Mr Ghebreyesus said sustained progress on TB will require strong health systems and better access to services.
“That means a renewed investment in primary healthcare and a commitment to universal health coverage. One way to improve coverage is to adopt more people-centered comprehensive approaches. Better integrated HIV and TB programmes already mean that two thirds of people diagnosed with TB now know their HIV status. In addition, more people living with HIV are taking treatment,” he said.
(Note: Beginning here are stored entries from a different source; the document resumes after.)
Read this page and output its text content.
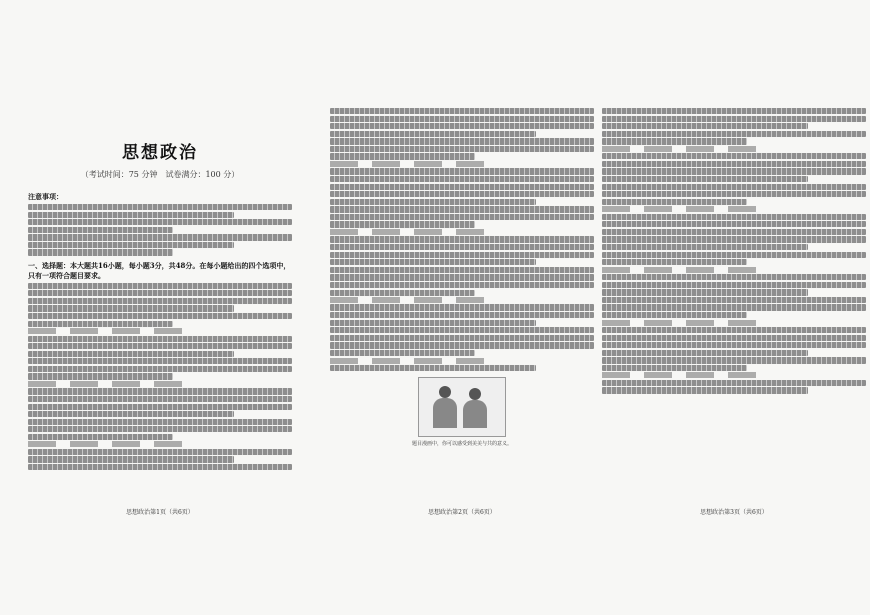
思想政治
（考试时间：75 分钟　试卷满分：100 分）
注意事项：
一、选择题：本大题共16小题，每小题3分，共48分。在每小题给出的四个选项中，只有一项符合题目要求。
思想政治第1页（共6页）
题目漫画中，你可以感受到美美与共的意义。
思想政治第2页（共6页）	思想政治第3页（共6页）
The agency also lamented that children do not have adequate access to quality care.
WHO said child health programmes still do not always focus adequately on TB, half of the children with TB do not access quality care and only a quarter of children under the age of 5 in TB-affected households currently receive preventive treatment.
The TB battle has been chronically underfunded in the last few years.
This has impeded the fight against the disease as many countries such as Nigeria have been complaining of low funding to fight against the disease.
Many low and middle-income countries have been depending on international funding with 73 per cent coming through from Global Fund. WHO estimates the shortfall for TB prevention and care in 2019 at $3.3 billion.
However, with the successful replenishment of the Global Fund, it is expected that this will critically strengthen international financing.
Meanwhile, the Director, WHO’s Global TB Programme, Tereza Kasaeva, said there is an urgent need for funding of TB research and development, with an annual shortfall of $1.2 billion.
She said priority needs include a new vaccine or effective preventive drug treatment; rapid point-of-care diagnostic tests; and safer, simpler, shorter drug regimens to treat TB.